Le don d'organes des enfants : un sujet encore tabou
L'histoire médiatisée d’une famille américaine permet de faire le point, en France, sur la pénurie de don d'organes chez les enfants.
Leur histoire a fait le tour de la toile. A Oklahoma City, aux Etats-Unis, une femme enceinte, qui savait son futur enfant condamné, a décidé de mener sa grossesse à terme pour pouvoir donner les organes de son enfant. Au cours d'une échographie, les médecins ont en effet diagnostiqué une anencéphalie, une malformation très grave du système nerveux central du fœtus, qui se traduit par une absence totale ou partielle d’encéphale, de crâne, ou de cuir chevelu.
Les futurs parents le savent, leur bébé est condamné. Son cerveau n’est pas viable, mais ses reins, ses mains, ses pieds, ses poumons et son foie, visiblement fonctionnent. Le couple a donc décidé d’en faire don à des enfants en attente de greffe.
En France, ce type de démarche serait radicalement impossible. En cas de maladie grave ou de malformation, personne ne peut être donneur d’organes. Et si le choix de cette famille soulève des interrogations d’ordre éthique, il permet de lever un tabou, celui du don d’organe chez les enfants.

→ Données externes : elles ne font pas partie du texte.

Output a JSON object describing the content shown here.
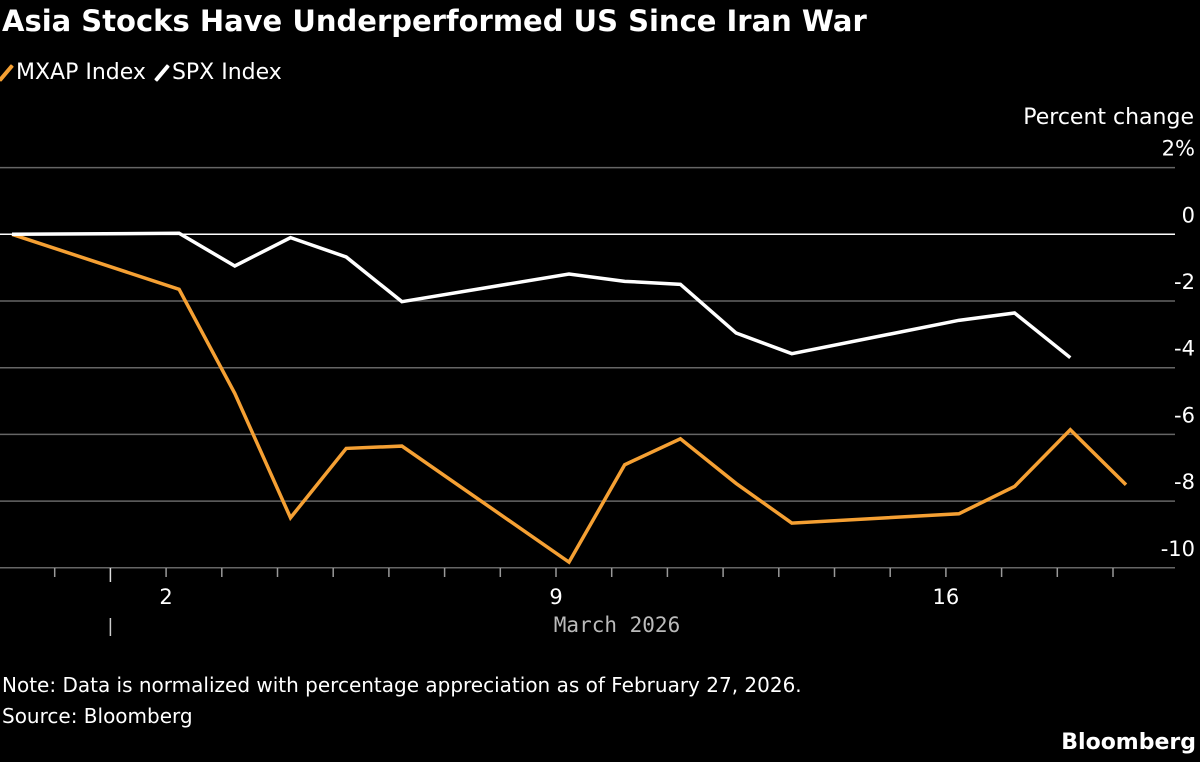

Le Pr Olivier Bastien, directeur Prélèvement - Greffe d'organes, tissus à l’Agence de la biomédecine, répond à nos questions :
- Quels problèmes éthiques le choix de ce couple soulève-t-il ?
Pr Olivier Bastien : "Des problèmes éthiques et juridiques puisque le prélèvement d’organes en France n'est possible qu'en cas de mort encéphalique, ou en cas d’arrêt circulatoire dans le cadre par exemple des limitations thérapeutiques ce qui n’est pas le cas pour le moment pour cette famille."
- En France, nous souffrons d’une pénurie d’organes pour les enfants en attente de greffe. La situation est-elle encore plus critique que pour les adultes ?
Pr Olivier Bastien : "Elle n’est pas plus critique, mais elle est complètement différente. On parle pour les enfants de pénurie dynamique. Autrement dit, on a des organes, mais pas forcément au bon moment. Et souvent, les pathologies de ces enfants, que ce soit pour le foie ou pour le cœur, ne permettent pas d’attendre longtemps. Donc la solution est d'augmenter les échanges internationaux, en particulier européens. On a donc une plateforme pour échanger avec l'Allemagne, par exemple, ou l'Angleterre."
- En France, la loi est très précise : tant qu’on n’a pas dit qu’on ne voulait pas donner ses organes, c’est qu’on est tacitement d’accord pour le faire. Mais ce n’est pas le cas pour les enfants…
Pr Olivier Bastien : "Effectivement, pour tous les mineurs, il faut une autorisation parentale, comme pour toute intervention chirurgicale. Les démarches anticipées n’existent pas pour les moins de 18 ans. Par contre, à partir de l’âge de 13 ans, on peut s’inscrire soi-même sur le registre du refus. C’est la différence entre l’âge légal et l’âge juridique en matière de consentement."
- Est-ce que les gens sont suffisamment informés, ou le sujet est-il encore trop tabou pour mener des campagnes de sensibilisation ?
Pr Olivier Bastien : "Je ne pense pas que le sujet soit tabou. Il y a quand même des relais médiatiques sur la question. C'est un sujet probablement très difficile pour les parents. Des associations militent avec nous en faveur du don d’organe chez l’enfant. La principale orientation, c’est d’abord de favoriser le don d'organes de son vivant. C'est par exemple possible pour le foie.
"Des parents peuvent faire don d’un lobe de foie à leur enfant. C’est aussi possible pour un rein, à partir du moment ou l’enfant a atteint un certain poids, plus de 25 kg environ. C’est l'une des possibilités pour répondre aux besoins. Il y a environ 250 enfants chaque année qui attendent une greffe d’organes."